How much leeway do companies have in deciding what to capitalize vs expense
Quite a bit, especially in the decision regarding software that is sold to the public. That’s because deciding what’s in the “technologically feasible” phase but not yet “available for sale” phase is fairly subjective.
Companies that are conservative generally classify software as available for sale once it reaches technological feasibility. In this case, there’s not much to capitalize because costs must be expensed once they are available for sale. Less conservative companies may allocate most costs to the stage where the software is technologically feasible but not yet available for sale.
Similarly, the decision to classify internally used software as in the development stage vs. the implementation or project stage can also be subjective.
Capitalized software costs, an example
AthenaHealth capitalizes a significant amount of development costs for internally used software. In their 2017 10K, they explain that it is for internal use software called AthenaNet:
We capitalize certain costs related to the development of athenaNet services and other internal-use software. Costs incurred during the application development phase are capitalized only when we believe it is probable the development will result in new or additional functionality. The types of costs capitalized during the application development phase include employee compensation, as well as consulting fees for third-party developers working on these projects. Costs related to the preliminary project stage and post-implementation activities are expensed as incurred. Internal-use software is amortized on a straight-line basis over the estimated useful life of the asset, which ranges from two to five years. When internal-use software that was previously capitalized is abandoned, the cost less the accumulated amortization, if any, is recorded as amortization expense. Fully amortized capitalized internal-use software costs are removed from their respective accounts.
Here you can see the impact of capitalized software costs on the balance sheet:
In their footnotes, you can see that these costs are amortized, exactly like other intangible assets:
Meanwhile, Google capitalizes virtually no software development costs:
We expense software development costs, including costs to develop software products or the software component of products to be sold, leased, or marketed to external users, before technological feasibility is reached. Technological feasibility is typically reached shortly before the release of such products and as a result, development costs that meet the criteria for capitalization were not material for the periods presented.
Software development costs also include costs to develop software to be used solely to meet internal needs and cloud based applications used to deliver our services. We capitalize development costs related to these software applications once the preliminary project stage is complete and it is probable that the project will be completed and the software will be used to perform the function intended.
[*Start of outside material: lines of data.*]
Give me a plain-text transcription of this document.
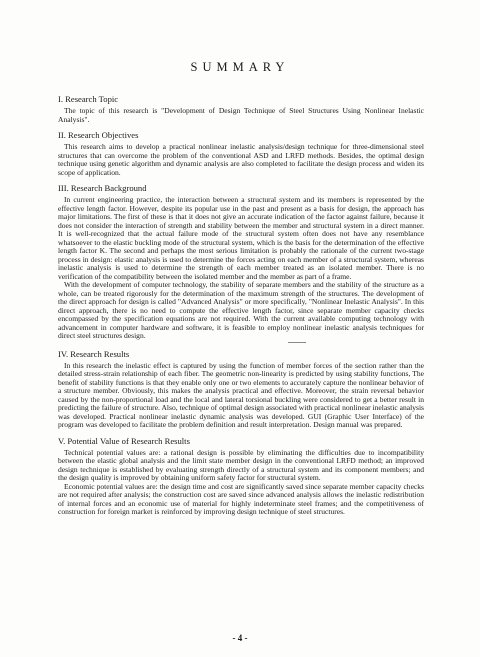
SUMMARY
I. Research Topic

The topic of this research is "Development of Design Technique of Steel Structures Using Nonlinear Inelastic Analysis".

II. Research Objectives

This research aims to develop a practical nonlinear inelastic analysis/design technique for three-dimensional steel structures that can overcome the problem of the conventional ASD and LRFD methods. Besides, the optimal design technique using genetic algorithm and dynamic analysis are also completed to facilitate the design process and widen its scope of application.

III. Research Background

In current engineering practice, the interaction between a structural system and its members is represented by the effective length factor. However, despite its popular use in the past and present as a basis for design, the approach has major limitations. The first of these is that it does not give an accurate indication of the factor against failure, because it does not consider the interaction of strength and stability between the member and structural system in a direct manner. It is well-recognized that the actual failure mode of the structural system often does not have any resemblance whatsoever to the elastic buckling mode of the structural system, which is the basis for the determination of the effective length factor K. The second and perhaps the most serious limitation is probably the rationale of the current two-stage process in design: elastic analysis is used to determine the forces acting on each member of a structural system, whereas inelastic analysis is used to determine the strength of each member treated as an isolated member. There is no verification of the compatibility between the isolated member and the member as part of a frame.

With the development of computer technology, the stability of separate members and the stability of the structure as a whole, can be treated rigorously for the determination of the maximum strength of the structures. The development of the direct approach for design is called "Advanced Analysis" or more specifically, "Nonlinear Inelastic Analysis". In this direct approach, there is no need to compute the effective length factor, since separate member capacity checks encompassed by the specification equations are not required. With the current available computing technology with advancement in computer hardware and software, it is feasible to employ nonlinear inelastic analysis techniques for direct steel structures design.

IV. Research Results

In this research the inelastic effect is captured by using the function of member forces of the section rather than the detailed stress-strain relationship of each fiber. The geometric non-linearity is predicted by using stability functions, The benefit of stability functions is that they enable only one or two elements to accurately capture the nonlinear behavior of a structure member. Obviously, this makes the analysis practical and effective. Moreover, the strain reversal behavior caused by the non-proportional load and the local and lateral torsional buckling were considered to get a better result in predicting the failure of structure. Also, technique of optimal design associated with practical nonlinear inelastic analysis was developed. Practical nonlinear inelastic dynamic analysis was developed. GUI (Graphic User Interface) of the program was developed to facilitate the problem definition and result interpretation. Design manual was prepared.

V. Potential Value of Research Results

Technical potential values are: a rational design is possible by eliminating the difficulties due to incompatibility between the elastic global analysis and the limit state member design in the conventional LRFD method; an improved design technique is established by evaluating strength directly of a structural system and its component members; and the design quality is improved by obtaining uniform safety factor for structural system.

Economic potential values are: the design time and cost are significantly saved since separate member capacity checks are not required after analysis; the construction cost are saved since advanced analysis allows the inelastic redistribution of internal forces and an economic use of material for highly indeterminate steel frames; and the competitiveness of construction for foreign market is reinforced by improving design technique of steel structures.

- 4 -
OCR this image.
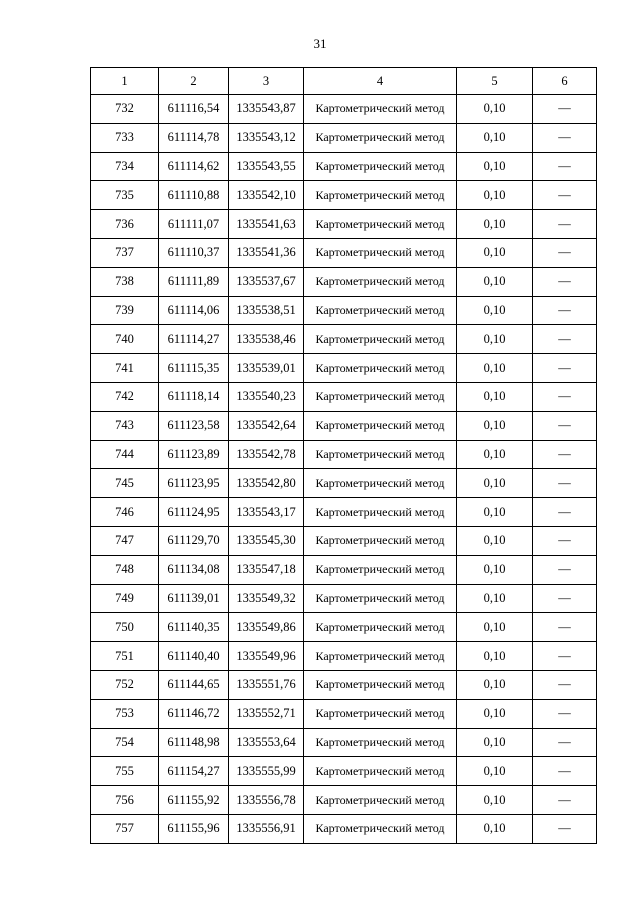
31
1	2	3	4	5	6
732	611116,54	1335543,87	Картометрический метод	0,10	—
733	611114,78	1335543,12	Картометрический метод	0,10	—
734	611114,62	1335543,55	Картометрический метод	0,10	—
735	611110,88	1335542,10	Картометрический метод	0,10	—
736	611111,07	1335541,63	Картометрический метод	0,10	—
737	611110,37	1335541,36	Картометрический метод	0,10	—
738	611111,89	1335537,67	Картометрический метод	0,10	—
739	611114,06	1335538,51	Картометрический метод	0,10	—
740	611114,27	1335538,46	Картометрический метод	0,10	—
741	611115,35	1335539,01	Картометрический метод	0,10	—
742	611118,14	1335540,23	Картометрический метод	0,10	—
743	611123,58	1335542,64	Картометрический метод	0,10	—
744	611123,89	1335542,78	Картометрический метод	0,10	—
745	611123,95	1335542,80	Картометрический метод	0,10	—
746	611124,95	1335543,17	Картометрический метод	0,10	—
747	611129,70	1335545,30	Картометрический метод	0,10	—
748	611134,08	1335547,18	Картометрический метод	0,10	—
749	611139,01	1335549,32	Картометрический метод	0,10	—
750	611140,35	1335549,86	Картометрический метод	0,10	—
751	611140,40	1335549,96	Картометрический метод	0,10	—
752	611144,65	1335551,76	Картометрический метод	0,10	—
753	611146,72	1335552,71	Картометрический метод	0,10	—
754	611148,98	1335553,64	Картометрический метод	0,10	—
755	611154,27	1335555,99	Картометрический метод	0,10	—
756	611155,92	1335556,78	Картометрический метод	0,10	—
757	611155,96	1335556,91	Картометрический метод	0,10	—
Costs capitalized for developing such software applications were not material for the periods presented.
— Alphabet Inc. 10k, fiscal year ended 12/31/17
Because of the subjectivity about determining the software development phases of internal use and commercial software, it is important to understand differences in these accounting decisions when comparing software companies. Two identical software companies might have very different looking financials based solely on this accounting decision.